Active infection with cytomegalovirus (CMV) occurs in patients who are immunocompromised and may produce the high viral loads required to cause end-organ disease. Such patients have complex medical histories and many experienced physicians have speculated that CMV may, additionally, contribute to adverse clinical outcomes. In 1989, Dr Bob Rubin coined the term "indirect effects" to describe this potential relationship between virus and patient. Examples include accelerated atherosclerosis in patients after heart transplant or with underlying HIV infection, the number of days patients require ventilation after admission to intensive care units, the development of immunosenescence in the elderly and mortality in many groups of patients, including the general population. It is difficult to distinguish between CMV acting as causal contributor to such diverse pathology or simply having a benign bystander effect. However, recruitment of patients into placebo-controlled randomised trials of antiviral drugs with activity against CMV offers such a potential.

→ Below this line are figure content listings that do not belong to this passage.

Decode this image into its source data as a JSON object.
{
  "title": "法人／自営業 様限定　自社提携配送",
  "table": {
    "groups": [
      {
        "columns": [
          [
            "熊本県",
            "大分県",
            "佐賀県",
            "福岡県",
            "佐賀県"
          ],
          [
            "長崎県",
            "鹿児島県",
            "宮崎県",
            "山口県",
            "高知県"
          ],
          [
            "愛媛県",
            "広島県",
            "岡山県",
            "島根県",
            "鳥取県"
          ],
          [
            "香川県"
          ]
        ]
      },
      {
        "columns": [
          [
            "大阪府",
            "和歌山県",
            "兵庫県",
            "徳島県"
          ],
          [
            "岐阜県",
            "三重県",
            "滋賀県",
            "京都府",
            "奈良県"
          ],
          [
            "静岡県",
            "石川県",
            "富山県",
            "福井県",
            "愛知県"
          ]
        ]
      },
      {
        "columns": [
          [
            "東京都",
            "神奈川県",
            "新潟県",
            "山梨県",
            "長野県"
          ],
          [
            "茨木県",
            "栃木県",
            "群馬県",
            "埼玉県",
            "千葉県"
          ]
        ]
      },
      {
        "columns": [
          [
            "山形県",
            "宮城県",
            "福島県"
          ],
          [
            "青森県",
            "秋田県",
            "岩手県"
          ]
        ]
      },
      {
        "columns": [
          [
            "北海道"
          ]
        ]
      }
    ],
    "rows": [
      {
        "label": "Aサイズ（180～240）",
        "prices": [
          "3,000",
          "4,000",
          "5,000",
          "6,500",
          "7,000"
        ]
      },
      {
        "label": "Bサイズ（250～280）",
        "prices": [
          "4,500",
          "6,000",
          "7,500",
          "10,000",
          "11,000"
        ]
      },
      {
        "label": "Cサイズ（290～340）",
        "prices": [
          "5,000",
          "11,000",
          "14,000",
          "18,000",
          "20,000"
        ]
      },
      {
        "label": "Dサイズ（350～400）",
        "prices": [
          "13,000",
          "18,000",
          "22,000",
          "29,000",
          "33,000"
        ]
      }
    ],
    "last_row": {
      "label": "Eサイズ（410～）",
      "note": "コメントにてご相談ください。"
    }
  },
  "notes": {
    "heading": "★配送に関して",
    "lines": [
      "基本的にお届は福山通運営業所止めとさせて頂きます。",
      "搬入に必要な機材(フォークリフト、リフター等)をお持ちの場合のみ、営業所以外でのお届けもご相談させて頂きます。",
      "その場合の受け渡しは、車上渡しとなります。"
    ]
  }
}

This article describes the studies that have been conducted to date and emphasises that mortality after stem cell transplant (not attributed to CMV end-organ disease) has recently become the first proven indirect effect of CMV now that letermovir has significantly reduced non-relapse deaths. The implications for CMV vaccines are then discussed. Vaccines are already predicted to be highly cost-effective if they can reduce CMV end-organ disease. Health planners should now consider that cost effectiveness is likely to be enhanced further through reduction of the indirect effects of CMV. A prototype scheme for assessing this possibility is provided in order to stimulate discussion within the field. This article forms part of an online symposium on the prevention and therapy of DNA virus infections, dedicated to the memory of Mark Prichard.
巨细胞病毒(CMV)的活动性感染发生在免疫功能低下的患者中,这些患者可能产生导致终末器官疾病所需的高病毒载量。这些患者具有复杂的病史,许多经验丰富的医生推测,CMV 可能会对不良临床结果产生影响。1989 年,Bob Rubin 博士创造了“间接效应”一词,以描述病毒和患者之间的这种潜在关系。例如,心脏移植后或存在潜在 HIV 感染的患者的动脉粥样硬化加速、患者入住重症监护病房后需要通气的天数、老年人免疫衰老的发展以及包括普通人群在内的许多患者群体的死亡率。很难区分 CMV 是作为导致这种多种病理的因果贡献者,还是仅仅具有良性旁观者效应。然而,招募患有 CMV 活性抗病毒药物的安慰剂对照随机试验的患者提供了这种可能性。本文描述了迄今为止进行的研究,并强调了由于 letermovir 显著降低了非复发死亡,骨髓移植后(归因于 CMV 终末器官疾病的)死亡率最近已成为 CMV 的第一个已证明的间接效应。然后讨论了 CMV 疫苗的意义。如果 CMV 疫苗可以减少 CMV 终末器官疾病,那么它们已经被预测具有很高的成本效益。卫生规划者现在应该考虑到,通过减少 CMV 的间接效应,成本效益可能会进一步提高。提供了一个评估这种可能性的原型方案,以激发该领域的讨论。本文是关于 DNA 病毒感染的预防和治疗的在线专题研讨会的一部分,该研讨会旨在纪念 Mark Prichard。